Why does AR(P) = MA(P)

Question

I am working my way through lecture notes from an econometrics course taught at Ohio State University on time series analysis. The current set of notes I am on (https://www.asc.ohio-state.edu/de-jong.8/note2.pdf) discusses ARMA models.

On page 2 the notes introduce the lag operator ($ Lx_t = x_{t-1}; L^{k}x_{t} = x_{t-k}$) and then gives the following definitions:

let

$$\epsilon_t = WN(0,\sigma^{2})$$

$$ \phi(L) = 1 - \phi_{1}L - \phi_{2}L^{2} - ... - \phi_{p}L^{p} $$

$$ \theta(L) = 1 + \theta_{1}L + \theta_{2}L^{2}...+\theta_{p}L^{q} $$

AR : $\phi(L)x_{t} = \epsilon_{t}$

MA : $x_{t} = \theta(L)\epsilon_{t}$

ARMA : $\phi(L)x_{t} = \theta(L)\epsilon_{t}$

I cannot see why the final expression follows, unless $x_{t} = 0$. An ARMA model is $x_{t} = AR(p) + MA(p)$. The terms in the above AR definition are negative, so adding AR to both sides would give $x_{t} + AR(P) = MA(P)$, but that isn't what the notes say. Can anyone with a bigger brain than me (plenty of you in here!) explain what I've missed?

Answer 1

There is already an answer to this question, but since I also had trouble understanding AR, MA, and ARMA models when I first learned about them, I want to share what helped me understand the models better:

Consider the equation $$\Psi(L)x_t = \Xi(L)\epsilon_t,$$ where $\Psi$ and $\Xi$ are functions of the linear operator $L : S^T\rightarrow S^T$ with $S^T$ denoting the set of all functions $T\rightarrow S$. Typical choices are $T = \mathbb N$ and $S = \mathbb R$, or $S = \mathbb R^d$.

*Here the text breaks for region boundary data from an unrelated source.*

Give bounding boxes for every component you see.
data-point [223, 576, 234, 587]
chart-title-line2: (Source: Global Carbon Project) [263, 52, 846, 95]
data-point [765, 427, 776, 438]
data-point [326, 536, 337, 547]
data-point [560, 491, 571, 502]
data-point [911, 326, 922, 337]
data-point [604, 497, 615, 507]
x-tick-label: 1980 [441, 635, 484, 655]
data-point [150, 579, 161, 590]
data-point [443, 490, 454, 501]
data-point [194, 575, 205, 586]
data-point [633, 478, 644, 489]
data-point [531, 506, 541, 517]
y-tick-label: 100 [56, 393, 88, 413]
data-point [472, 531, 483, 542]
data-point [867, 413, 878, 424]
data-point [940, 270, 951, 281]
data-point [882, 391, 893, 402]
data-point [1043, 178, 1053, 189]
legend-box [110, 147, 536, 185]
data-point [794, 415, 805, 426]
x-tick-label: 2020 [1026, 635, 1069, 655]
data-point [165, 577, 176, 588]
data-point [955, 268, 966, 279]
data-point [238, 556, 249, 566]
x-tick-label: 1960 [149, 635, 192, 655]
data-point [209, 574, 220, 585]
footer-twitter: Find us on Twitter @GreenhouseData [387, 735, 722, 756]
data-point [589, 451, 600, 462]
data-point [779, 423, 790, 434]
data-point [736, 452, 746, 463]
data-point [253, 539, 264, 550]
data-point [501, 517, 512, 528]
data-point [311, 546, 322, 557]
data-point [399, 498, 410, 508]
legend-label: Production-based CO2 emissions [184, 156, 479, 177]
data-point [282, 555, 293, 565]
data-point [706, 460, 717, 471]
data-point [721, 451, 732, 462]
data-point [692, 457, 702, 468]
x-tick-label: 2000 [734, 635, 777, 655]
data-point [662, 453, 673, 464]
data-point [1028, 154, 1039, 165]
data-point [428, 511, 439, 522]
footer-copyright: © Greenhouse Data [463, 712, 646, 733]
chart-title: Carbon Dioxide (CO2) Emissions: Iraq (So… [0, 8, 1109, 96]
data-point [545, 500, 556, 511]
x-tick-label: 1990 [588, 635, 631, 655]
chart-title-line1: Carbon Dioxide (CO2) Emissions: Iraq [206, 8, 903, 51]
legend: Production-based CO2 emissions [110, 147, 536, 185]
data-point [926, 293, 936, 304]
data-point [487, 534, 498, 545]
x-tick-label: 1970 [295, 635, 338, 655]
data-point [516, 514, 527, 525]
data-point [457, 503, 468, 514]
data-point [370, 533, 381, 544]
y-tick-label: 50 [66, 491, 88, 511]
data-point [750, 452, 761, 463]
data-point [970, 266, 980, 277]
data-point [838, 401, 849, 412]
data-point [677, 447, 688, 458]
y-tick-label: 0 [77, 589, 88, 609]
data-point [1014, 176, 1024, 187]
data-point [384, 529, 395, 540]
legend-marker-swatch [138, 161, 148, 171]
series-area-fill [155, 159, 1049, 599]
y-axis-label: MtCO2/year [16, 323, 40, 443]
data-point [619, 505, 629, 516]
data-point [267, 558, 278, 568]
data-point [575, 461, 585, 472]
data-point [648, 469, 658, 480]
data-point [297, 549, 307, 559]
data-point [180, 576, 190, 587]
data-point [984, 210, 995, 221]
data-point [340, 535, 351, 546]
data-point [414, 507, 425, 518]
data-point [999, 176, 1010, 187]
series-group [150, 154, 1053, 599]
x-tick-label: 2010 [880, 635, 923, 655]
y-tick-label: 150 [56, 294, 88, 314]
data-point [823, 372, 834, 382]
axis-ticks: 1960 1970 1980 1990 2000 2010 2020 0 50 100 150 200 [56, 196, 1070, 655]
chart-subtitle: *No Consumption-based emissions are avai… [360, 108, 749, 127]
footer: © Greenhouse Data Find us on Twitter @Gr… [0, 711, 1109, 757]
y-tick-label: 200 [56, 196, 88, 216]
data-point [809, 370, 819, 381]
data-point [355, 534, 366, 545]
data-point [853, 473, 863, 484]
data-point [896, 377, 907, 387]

Now $\Psi$ and $\Xi$ are functions of $L$. Let's consider some particular choices for $\Psi$ and $\Xi$:

• Let $\Psi = 1$ and $\Xi = 1$, where $1$ is not the number 1, but the identity operator, i. e. $1(L) = L$. The resulting equation is $$x_t = \epsilon_t.$$ This model is (trivially) white noise.
• Let $\Psi = \phi$ and $\Xi = 1$, where $\phi$ is some polynomial of degree $p$, i. e. $\phi(L) = 1 - \phi_1 L - \phi_2 L^2 - \dots - \phi_p L^p$. Note that $1$ corresponds again to the identity operator and not the number. The resulting equation is $$x_t - \phi_1 x_{t-1} - \phi_2 x_{t-2} - \dots - \phi_p x_{t-p} = \epsilon_t.$$ This model is called AR process.
• Let $\Psi = 1$ and $\Xi = \theta$, where $\theta$ is some polynomial of degree $q$, i. e. $\theta(L) = 1 + \theta_0 L + \theta_2 L^2 + \dots + \theta_q L^q$. Note that $1$ corresponds again to the identity operator and not the number. The resulting equation is $$x_t = \theta_0\epsilon_t + \theta_1\epsilon_{t-1} + \theta_2\epsilon_{t-2} + \dots + \theta_q\epsilon_{t-q}.$$ This model is called MA process.
• Let $\Psi = \phi$ and $\Xi = \theta$, where $\theta$ and $\phi$ are defined as before. The resulting equation is $$x_t - \phi_1 x_{t-1} - \phi_2 x_{t-2} - \dots - \phi_p x_{t-p} = \epsilon_t + \epsilon_{t-1} + \epsilon_{t-2} + \dots + \epsilon_{t-q}.$$ This process is called ARMA process, because it combined both AR and MA process.

There are, of course, other possible choices for $\Psi$ and $\Xi$, e. g. the operator exponential $\operatorname{Exp}$, an affine shift, a scaling, ...
However, the polynomial functions have some handy properties and thus are particularly interesting to study.

Answer 2

Unless I'm misunderstanding you here. ARMA representation does not come from adding AR and MA. AR stands for autoregression, and MA stands for moving average. So ARMA is simply having both the 'AR' feature $\phi(L)x_t$ and the 'MA' feature $\theta(L)\epsilon_t$. Also there's a constant 1 in both polynomials, so adding $x_t$ again would not make much sense.